In November 2012 Leveson released his findings in a 2000 page report and 48-page executive summary. Leveson proposed an independent replacement for the Press Complaints Commission which had no regulatory powers. It would have a dual role of promoting high standards of journalism while protecting the role of the individual. The new body would not include serving editors or politicians and could impose fines and direct the appearance of corrections.
Leveson said participation needed to be universal for the body to be properly funded and succeed in its purpose. Those that declined to be involved would forfeit the right to its arbitration process and could not claim costs of any civil action even if they won because they had refused a cheaper route to justice. Leveson said such a body would not regulate the press. He did not advocate prior restraint (a point of honour with the British press since Milton’s Areopagitica in 1644). He acknowledged the important role media plays in society “as a critical witness of events” and accepted media and journalists have necessary privileges under the law as “one of the true safeguards of our democracy”. Leveson said his legislation would enshrine “for the first time, a legal duty on the Government to protect the freedom of the press”.

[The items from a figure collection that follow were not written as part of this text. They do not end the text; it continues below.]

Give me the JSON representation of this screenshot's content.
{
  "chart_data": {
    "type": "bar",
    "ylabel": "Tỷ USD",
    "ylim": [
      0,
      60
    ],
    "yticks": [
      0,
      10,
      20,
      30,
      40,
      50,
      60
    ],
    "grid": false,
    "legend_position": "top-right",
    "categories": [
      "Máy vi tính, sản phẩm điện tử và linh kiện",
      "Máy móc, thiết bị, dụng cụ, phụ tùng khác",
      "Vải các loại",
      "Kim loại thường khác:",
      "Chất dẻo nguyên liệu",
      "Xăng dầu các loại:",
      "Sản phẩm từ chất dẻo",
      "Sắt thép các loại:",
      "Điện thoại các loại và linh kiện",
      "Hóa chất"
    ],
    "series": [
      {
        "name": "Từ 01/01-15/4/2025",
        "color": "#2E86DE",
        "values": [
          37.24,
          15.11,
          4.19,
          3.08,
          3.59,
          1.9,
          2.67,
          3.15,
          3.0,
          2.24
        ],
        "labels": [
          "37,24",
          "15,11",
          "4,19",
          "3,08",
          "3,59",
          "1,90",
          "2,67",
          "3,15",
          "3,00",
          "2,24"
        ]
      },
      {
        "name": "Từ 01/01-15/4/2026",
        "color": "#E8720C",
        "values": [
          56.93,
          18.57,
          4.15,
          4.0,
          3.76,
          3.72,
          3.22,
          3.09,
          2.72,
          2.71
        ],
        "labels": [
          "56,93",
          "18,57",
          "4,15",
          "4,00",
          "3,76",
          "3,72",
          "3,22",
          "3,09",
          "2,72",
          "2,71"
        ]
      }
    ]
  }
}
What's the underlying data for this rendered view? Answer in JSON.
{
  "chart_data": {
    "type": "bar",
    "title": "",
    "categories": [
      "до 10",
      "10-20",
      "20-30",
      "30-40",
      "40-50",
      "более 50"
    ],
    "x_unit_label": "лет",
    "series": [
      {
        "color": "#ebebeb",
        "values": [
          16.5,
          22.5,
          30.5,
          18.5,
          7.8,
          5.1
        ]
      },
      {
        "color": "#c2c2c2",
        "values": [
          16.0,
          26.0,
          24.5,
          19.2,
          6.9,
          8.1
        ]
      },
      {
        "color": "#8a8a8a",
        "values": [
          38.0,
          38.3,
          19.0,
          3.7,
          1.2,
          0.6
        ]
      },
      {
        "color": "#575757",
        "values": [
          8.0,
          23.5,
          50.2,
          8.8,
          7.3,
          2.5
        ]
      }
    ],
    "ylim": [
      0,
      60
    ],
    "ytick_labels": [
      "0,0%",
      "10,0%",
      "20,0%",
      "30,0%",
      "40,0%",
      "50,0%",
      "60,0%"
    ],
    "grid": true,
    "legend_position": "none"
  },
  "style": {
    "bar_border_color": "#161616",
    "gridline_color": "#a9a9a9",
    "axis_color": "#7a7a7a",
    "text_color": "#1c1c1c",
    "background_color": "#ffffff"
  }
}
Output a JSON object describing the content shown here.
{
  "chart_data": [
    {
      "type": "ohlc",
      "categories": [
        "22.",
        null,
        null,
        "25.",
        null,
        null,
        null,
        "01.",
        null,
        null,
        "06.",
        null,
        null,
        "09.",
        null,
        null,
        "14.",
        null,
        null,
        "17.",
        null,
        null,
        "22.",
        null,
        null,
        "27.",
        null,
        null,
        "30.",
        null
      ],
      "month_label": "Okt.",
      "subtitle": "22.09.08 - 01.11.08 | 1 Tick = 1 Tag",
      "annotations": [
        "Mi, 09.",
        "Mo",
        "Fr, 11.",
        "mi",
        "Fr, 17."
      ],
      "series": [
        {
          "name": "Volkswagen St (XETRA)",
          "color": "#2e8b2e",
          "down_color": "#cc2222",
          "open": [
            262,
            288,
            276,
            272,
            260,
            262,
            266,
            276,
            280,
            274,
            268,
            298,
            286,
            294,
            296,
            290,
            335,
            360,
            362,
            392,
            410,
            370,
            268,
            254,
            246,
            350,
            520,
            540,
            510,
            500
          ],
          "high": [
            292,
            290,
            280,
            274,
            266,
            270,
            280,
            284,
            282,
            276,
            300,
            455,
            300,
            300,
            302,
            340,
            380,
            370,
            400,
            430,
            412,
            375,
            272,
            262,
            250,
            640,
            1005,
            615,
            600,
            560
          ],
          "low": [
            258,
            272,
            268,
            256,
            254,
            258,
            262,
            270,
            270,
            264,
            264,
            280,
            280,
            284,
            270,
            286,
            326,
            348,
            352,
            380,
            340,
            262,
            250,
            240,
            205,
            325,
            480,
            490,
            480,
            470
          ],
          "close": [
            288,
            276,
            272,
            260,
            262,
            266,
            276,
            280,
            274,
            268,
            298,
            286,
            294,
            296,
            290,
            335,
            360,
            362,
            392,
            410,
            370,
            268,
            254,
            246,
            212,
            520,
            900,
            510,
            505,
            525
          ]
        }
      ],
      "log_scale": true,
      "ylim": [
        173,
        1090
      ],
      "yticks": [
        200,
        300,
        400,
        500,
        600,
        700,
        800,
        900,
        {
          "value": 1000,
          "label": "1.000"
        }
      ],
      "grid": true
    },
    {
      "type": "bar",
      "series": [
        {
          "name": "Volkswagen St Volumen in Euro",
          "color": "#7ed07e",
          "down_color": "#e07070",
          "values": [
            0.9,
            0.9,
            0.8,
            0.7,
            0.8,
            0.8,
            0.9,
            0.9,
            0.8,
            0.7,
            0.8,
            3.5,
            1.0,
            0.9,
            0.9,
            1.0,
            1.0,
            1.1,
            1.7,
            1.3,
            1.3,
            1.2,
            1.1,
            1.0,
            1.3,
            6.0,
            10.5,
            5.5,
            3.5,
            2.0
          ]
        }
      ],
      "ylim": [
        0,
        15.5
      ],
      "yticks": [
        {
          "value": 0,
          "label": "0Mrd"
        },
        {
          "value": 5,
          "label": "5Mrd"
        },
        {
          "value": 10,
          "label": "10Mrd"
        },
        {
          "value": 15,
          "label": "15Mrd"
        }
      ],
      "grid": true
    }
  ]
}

However, the media did not see it that way. Every newspaper in Britain except the Guardian denounced Leveson’s key recommendation. The Sun said it was “deeply alarmed” by the prospect of “state control” of newspapers. “Such a law could allow State officials to walk into papers like The Sun and censor stories,” it said. The Express also worried about political aprons: “To put politicians in ultimate regulatory control of newspapers and then expect them never to seek to use that power to constrain criticism or scrutiny is to place in them a degree of trust they frankly do not deserve.”
Prime Minister David Cameron – himself implicated by the over-close relationship between press and politics – plumped for the press over Leveson. He expressed reservations over the independent process to recognise the new self-regulatory body. “For the first time we would have crossed the Rubicon of writing elements of press regulation into the law of the land,” Cameron said. “We should I believe be wary of any legislation that has the potential to infringe free speech and a free press.”
High profile hacking victims such as JK Rowling expressed dismay. “Having taken David Cameron’s assurances in good faith at the outset of the inquiry he set up, I am merely one among many who feel duped and angry in its wake,” she said. The Hacked Off coalition gained 100,000 signatures calling on the government to comply with Leveson’s findings. Cameron’s coalition partners the Lib Dems are among them, so the matter awaits further political arbitration in the new year.
Cameron didn’t reckon for the public outcry, but Leveson did. He predicted the victims and the public would not accept the outcome “if the industry did not grasp the opportunity”. Following seven inquiries into the British press in 70 years, it “did not make sense to contemplate an eighth.” Whether short-term interest will prevail is moot as is the longevity of the media’s powers of influence. But Brian Leveson has done the public a favour by pointing a strong light on media problems. Maybe then, the media can return to the problems that affect the rest of us.